Fachkräftemangel: Leih dir einen Lokführer! Hamburger Start-up macht es möglich
Der Mangel hat die Nachfrage nach den Spezialisten stark in die Höhe schnellen lassen. Neben den Bahnbetreibern tummeln sich auf dem Personalmarkt inzwischen etliche Leihfirmen, die teilweise deutlich bessere Konditionen als die Eisenbahnunternehmen bieten. Aber wahrscheinlich keine andere, die wie LokLöwen eine eigene Feelgood-Managerin beschäftigt. „Unser Ansatz ist, den Menschen in den Mittelpunkt zu stellen“, erklärt Gründer und Geschäftsführer Artur Penkala die Geschäftsidee.
Konkret bedeutet das, dass LokLöwen Lokführern einen Verdienst inklusive Spesen und Vergütungen von bis zu 5000 Euro netto im Monat anbietet. Im Schnitt seien es 4000 Euro netto. „Wir liegen damit im Schnitt bis zu 25 Prozent höher als die Eisenbahnverkehrsunternehmen“, heißt es bei den LokLöwen. Dass die Rechnung trotzdem aufgeht, hat damit zu tun, dass die Bahnfirmen für den flexiblen Einsatz von Leiharbeitnehmern an die Personaldienstleister deutlich höhere Stundensätze zahlen als an eigene Arbeitnehmer.

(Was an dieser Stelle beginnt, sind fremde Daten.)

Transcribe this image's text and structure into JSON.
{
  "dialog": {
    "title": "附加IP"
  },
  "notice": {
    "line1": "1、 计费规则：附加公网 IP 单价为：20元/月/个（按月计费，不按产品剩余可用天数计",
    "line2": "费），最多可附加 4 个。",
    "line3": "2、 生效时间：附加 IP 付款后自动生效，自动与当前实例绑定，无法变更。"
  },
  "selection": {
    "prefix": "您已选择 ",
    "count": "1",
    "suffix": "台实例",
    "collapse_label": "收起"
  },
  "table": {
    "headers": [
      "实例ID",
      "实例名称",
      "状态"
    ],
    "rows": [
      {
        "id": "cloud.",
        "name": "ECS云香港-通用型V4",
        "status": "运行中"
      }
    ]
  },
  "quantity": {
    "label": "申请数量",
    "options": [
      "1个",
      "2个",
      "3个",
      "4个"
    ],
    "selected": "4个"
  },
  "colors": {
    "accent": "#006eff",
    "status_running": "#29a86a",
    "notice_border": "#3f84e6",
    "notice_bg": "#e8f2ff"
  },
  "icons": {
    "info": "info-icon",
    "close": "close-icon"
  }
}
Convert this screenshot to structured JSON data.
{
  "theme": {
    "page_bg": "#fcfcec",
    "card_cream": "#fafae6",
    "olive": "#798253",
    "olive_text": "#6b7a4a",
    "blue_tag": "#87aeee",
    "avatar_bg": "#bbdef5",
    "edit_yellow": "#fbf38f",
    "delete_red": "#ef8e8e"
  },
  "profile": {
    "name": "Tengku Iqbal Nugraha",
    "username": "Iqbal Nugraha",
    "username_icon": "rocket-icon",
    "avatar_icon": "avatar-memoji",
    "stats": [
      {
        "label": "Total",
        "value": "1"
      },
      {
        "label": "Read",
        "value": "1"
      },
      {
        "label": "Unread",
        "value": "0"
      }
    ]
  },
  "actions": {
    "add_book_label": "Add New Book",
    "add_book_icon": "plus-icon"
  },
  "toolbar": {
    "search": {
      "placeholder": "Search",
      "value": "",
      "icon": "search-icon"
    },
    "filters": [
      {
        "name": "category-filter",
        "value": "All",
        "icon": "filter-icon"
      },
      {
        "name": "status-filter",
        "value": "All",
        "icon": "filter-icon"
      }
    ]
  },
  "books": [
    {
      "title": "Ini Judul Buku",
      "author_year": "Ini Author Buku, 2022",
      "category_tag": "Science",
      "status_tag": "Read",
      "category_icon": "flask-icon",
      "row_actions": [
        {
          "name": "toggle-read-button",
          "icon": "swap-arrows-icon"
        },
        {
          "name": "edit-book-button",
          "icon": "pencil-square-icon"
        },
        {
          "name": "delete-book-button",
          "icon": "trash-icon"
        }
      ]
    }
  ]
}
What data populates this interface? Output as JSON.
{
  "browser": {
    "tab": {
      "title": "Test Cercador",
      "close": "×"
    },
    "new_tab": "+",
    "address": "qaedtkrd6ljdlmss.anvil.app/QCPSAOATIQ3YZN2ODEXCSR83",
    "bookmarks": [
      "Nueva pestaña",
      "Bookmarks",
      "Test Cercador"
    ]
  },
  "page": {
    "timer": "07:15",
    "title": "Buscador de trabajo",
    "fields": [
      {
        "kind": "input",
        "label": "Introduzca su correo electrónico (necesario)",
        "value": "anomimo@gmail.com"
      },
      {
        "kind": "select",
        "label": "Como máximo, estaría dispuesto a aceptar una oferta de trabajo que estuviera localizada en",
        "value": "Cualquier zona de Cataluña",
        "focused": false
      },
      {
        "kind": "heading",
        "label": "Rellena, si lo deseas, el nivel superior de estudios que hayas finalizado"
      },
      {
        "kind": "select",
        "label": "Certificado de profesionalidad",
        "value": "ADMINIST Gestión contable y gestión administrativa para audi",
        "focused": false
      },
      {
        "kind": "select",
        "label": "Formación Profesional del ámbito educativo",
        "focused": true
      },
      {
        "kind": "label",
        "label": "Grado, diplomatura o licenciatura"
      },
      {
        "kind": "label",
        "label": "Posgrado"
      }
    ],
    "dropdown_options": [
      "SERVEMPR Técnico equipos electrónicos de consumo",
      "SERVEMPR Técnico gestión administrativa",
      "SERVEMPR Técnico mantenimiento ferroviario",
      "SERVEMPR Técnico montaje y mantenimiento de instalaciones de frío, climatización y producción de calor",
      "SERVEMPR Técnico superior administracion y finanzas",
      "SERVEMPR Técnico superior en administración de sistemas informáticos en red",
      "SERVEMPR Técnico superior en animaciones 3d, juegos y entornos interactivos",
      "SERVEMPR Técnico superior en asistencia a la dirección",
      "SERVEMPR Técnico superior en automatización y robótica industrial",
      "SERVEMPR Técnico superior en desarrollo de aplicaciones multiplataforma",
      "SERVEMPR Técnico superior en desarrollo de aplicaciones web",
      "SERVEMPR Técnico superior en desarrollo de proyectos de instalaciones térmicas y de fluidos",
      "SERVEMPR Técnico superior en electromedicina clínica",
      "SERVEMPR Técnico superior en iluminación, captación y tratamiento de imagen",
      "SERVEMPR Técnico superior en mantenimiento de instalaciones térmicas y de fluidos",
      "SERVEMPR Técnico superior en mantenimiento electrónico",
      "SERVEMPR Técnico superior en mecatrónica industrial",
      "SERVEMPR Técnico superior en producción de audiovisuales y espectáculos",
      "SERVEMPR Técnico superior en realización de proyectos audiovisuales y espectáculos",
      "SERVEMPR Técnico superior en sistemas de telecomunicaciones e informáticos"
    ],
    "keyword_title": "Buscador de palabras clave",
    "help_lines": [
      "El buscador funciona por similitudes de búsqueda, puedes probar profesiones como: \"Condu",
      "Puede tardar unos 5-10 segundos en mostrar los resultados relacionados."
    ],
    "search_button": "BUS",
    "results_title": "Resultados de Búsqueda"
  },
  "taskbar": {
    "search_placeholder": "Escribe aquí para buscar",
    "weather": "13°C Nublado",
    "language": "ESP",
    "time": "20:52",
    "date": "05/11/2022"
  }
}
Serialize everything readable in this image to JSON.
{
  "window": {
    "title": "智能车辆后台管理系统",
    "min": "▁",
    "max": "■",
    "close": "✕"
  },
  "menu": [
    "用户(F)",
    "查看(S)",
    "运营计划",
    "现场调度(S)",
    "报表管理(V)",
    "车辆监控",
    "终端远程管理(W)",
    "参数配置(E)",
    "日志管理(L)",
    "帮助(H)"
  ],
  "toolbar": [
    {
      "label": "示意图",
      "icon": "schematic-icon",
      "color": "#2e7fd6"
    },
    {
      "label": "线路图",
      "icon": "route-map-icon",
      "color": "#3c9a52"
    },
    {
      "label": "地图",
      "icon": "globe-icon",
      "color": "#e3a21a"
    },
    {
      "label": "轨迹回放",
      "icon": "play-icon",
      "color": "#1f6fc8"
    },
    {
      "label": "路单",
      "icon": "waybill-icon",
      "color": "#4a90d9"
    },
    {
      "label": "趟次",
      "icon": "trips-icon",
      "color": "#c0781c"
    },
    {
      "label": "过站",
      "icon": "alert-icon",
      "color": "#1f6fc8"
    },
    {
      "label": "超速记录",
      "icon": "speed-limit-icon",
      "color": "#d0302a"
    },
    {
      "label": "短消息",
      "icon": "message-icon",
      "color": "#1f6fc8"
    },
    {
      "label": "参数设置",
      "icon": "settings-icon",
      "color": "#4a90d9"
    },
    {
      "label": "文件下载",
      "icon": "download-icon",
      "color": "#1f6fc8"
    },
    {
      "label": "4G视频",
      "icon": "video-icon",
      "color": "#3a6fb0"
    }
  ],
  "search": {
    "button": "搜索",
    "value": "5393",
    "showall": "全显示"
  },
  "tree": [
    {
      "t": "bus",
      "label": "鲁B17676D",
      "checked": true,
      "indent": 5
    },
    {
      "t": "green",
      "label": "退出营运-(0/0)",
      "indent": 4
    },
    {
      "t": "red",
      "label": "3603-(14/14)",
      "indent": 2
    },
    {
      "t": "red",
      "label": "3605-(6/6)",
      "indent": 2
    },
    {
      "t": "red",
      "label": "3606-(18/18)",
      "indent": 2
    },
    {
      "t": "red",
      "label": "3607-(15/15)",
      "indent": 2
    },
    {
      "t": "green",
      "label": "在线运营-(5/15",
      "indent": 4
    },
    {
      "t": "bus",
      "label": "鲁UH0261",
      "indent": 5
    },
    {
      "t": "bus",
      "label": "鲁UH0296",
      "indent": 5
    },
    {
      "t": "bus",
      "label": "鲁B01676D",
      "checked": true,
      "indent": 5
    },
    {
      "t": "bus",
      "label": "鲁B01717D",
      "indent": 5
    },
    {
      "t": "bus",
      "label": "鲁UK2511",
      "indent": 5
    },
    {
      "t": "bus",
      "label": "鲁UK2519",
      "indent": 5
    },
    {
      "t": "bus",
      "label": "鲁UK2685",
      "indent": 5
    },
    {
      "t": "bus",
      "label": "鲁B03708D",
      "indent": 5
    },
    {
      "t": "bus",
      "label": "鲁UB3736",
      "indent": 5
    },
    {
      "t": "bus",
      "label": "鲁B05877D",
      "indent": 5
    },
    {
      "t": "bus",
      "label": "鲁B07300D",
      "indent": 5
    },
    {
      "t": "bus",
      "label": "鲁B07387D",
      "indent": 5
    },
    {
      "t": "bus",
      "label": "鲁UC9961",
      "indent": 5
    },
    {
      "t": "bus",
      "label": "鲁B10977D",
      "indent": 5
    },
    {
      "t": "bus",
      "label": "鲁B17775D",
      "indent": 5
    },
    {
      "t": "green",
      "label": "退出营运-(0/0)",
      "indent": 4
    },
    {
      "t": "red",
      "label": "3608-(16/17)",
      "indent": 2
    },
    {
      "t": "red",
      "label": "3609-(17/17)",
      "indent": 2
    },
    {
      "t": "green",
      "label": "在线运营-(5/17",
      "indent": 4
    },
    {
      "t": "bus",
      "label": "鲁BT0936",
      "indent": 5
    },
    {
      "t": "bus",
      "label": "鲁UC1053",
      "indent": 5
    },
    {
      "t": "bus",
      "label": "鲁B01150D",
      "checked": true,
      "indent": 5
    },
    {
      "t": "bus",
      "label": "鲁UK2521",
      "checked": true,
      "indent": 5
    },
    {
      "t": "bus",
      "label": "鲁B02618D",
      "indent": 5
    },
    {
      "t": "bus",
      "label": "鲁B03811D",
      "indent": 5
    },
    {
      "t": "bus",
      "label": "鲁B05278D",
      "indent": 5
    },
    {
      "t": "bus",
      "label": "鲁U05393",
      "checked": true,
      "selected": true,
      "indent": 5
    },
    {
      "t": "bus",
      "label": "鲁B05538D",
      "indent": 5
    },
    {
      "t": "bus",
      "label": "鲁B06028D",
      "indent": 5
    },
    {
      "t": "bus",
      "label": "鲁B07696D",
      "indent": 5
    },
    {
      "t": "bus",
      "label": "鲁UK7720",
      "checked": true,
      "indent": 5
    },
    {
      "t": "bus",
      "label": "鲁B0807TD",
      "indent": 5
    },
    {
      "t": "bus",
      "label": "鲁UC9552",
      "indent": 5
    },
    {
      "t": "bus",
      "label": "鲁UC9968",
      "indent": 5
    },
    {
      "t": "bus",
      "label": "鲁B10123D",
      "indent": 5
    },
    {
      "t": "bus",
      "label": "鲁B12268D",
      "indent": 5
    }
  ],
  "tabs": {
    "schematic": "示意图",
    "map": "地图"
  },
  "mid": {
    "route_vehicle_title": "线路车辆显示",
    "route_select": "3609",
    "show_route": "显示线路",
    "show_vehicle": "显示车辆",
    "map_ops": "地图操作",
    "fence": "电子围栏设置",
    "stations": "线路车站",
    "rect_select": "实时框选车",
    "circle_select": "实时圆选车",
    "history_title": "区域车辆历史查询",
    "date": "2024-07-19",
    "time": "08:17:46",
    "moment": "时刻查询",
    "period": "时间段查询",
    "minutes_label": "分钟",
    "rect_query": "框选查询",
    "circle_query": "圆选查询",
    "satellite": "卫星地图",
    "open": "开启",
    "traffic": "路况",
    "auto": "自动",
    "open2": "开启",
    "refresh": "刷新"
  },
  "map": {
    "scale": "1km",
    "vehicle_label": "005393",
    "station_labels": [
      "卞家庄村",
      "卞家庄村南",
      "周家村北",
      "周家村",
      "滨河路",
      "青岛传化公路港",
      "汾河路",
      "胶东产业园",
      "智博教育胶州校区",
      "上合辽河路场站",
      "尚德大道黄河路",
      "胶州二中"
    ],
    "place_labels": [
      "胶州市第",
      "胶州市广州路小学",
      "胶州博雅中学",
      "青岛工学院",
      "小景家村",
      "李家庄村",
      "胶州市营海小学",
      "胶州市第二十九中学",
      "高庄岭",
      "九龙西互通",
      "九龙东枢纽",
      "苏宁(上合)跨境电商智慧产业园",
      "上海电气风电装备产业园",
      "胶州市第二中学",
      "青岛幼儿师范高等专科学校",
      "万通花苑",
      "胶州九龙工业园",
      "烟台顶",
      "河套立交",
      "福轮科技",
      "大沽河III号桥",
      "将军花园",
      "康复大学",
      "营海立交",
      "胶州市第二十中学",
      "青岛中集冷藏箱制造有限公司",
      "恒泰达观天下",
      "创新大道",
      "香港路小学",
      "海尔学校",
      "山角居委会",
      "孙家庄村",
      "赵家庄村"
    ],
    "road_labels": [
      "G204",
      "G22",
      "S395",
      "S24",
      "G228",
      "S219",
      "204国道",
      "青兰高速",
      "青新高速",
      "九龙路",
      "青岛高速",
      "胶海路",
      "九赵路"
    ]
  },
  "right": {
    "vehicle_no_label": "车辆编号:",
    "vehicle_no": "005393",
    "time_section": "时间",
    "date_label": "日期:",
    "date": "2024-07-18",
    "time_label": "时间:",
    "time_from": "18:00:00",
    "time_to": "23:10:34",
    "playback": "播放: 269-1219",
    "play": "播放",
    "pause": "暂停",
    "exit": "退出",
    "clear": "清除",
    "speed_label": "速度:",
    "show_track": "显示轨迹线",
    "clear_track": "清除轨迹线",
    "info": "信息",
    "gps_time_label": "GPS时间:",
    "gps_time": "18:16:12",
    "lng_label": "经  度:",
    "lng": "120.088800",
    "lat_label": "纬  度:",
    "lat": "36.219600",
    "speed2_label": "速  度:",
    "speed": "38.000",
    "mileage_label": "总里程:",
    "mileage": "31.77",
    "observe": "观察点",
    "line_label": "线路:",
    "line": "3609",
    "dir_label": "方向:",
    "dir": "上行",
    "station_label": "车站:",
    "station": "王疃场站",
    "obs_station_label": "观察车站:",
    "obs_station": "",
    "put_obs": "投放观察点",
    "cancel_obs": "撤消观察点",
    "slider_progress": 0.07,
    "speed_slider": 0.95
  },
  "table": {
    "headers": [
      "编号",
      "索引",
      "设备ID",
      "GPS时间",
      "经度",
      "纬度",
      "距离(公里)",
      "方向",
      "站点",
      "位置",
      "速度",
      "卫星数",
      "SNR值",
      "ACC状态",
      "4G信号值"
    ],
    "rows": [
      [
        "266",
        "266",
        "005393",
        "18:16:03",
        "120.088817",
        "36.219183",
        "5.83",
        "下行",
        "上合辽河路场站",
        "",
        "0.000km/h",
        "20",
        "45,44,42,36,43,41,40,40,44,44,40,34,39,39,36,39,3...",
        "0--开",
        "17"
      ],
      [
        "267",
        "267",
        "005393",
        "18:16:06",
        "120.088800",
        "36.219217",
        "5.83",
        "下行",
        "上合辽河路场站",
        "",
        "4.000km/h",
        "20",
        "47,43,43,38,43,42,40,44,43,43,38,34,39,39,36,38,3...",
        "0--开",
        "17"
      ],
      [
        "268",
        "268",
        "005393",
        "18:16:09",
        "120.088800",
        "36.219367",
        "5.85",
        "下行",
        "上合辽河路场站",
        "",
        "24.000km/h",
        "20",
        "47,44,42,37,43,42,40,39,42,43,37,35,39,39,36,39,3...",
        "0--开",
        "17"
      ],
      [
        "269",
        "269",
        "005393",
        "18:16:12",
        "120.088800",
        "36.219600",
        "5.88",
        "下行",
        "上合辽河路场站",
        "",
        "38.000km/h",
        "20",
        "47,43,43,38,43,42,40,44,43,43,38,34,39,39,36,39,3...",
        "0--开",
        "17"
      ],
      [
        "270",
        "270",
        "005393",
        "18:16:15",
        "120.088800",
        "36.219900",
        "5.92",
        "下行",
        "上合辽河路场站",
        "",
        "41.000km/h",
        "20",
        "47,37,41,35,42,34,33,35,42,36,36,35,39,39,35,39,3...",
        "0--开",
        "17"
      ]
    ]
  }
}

Lokführer-Leiharbeiter erhalten als Bonus eine Bahncard 100 erster Klasse
Außerdem werde den „Löwen“, wie die Beschäftigten genannt werden, auch Mitsprache bei Einsatzorten und Arbeitszeiten eingeräumt, betont Artur Penkala. Dazu gibt es Boni, wie eine Bahnkarte 100 erster Klasse, Leasing-E-Bikes, eine Zusatzkrankenversicherung und hochwertige Dienstkleidung samt Löwen-Emblem. Auch Partner und Familien werden einbezogen, mit Einladungen zu Festen und kleinen Geschenken zum Geburtstag. „Wenn die eine Person ständig auf der Schiene unterwegs ist, muss der Partner sich als Teil des Ganzen fühlen“, sagt Artur Penkala. Ein Zusammenhalt, wie bei einem „Löwenrudel“ eben.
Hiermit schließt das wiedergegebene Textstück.